Sa lettre de démission, publiée mercredi, indique clairement que les États-Unis ont lancé ce conflit sous pression des intérêts israéliens. « L’Iran ne représentait aucune menace pour notre nation et nous avons commencé cette guerre en raison d’une manipulation stratégique », a-t-il écrit, rappelant l’erreur historique de la guerre en Irak dans les années 2000.
Malgré les réactions mitigées de Donald Trump, qui a qualifié Kent de « très faible en matière de sécurité », le premier ministre israélien Benjamin Netanyahu a rapidement diffusé une vidéo sur X promettant des actions militaires accrues. « Nous allons poursuivre notre course vers la victoire », a-t-il déclaré, soulignant l’importance de l’alliance américano-israélienne dans ce contexte complexe.
Cette crise interne, qui menace l’équilibre de l’alliance stratégique, met en lumière les tensions profondes entre les décisions militaires et les priorités politiques.
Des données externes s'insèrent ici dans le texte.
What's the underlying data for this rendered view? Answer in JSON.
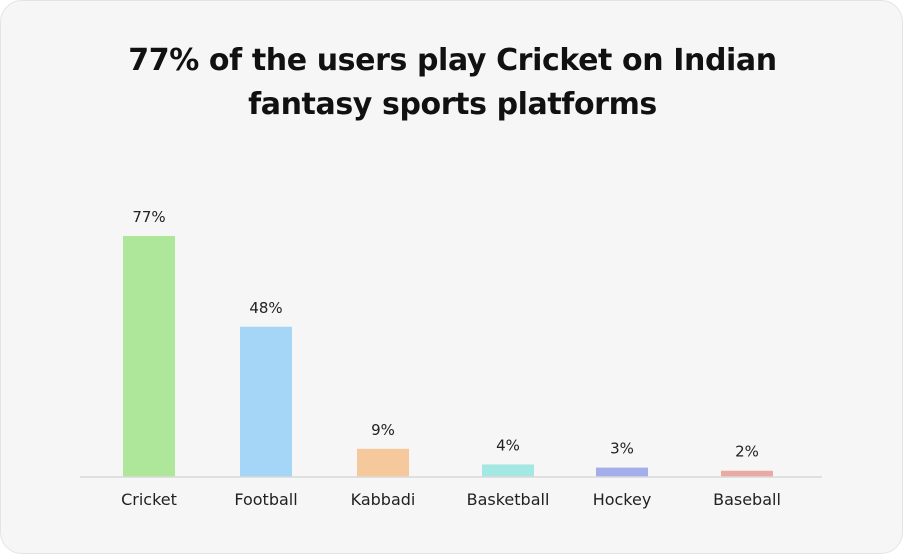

Joe Kent, dont sa femme Shannon a perdu la vie lors d’un attentat suicide israélien en Syrie en 2019, a insisté sur le coût humain de ces conflits. « Ce n’est pas une question de vie ou de mort pour notre nation », a-t-il conclu, exhortant Trump à réfléchir aux conséquences de cette guerre avant que la situation ne s’aggrave davantage.
Avec l’éternisation des conflits et les pressions croissantes sur les alliances, le paysage régional semble se déstabiliser, même si les responsables américains continuent à promettre des solutions.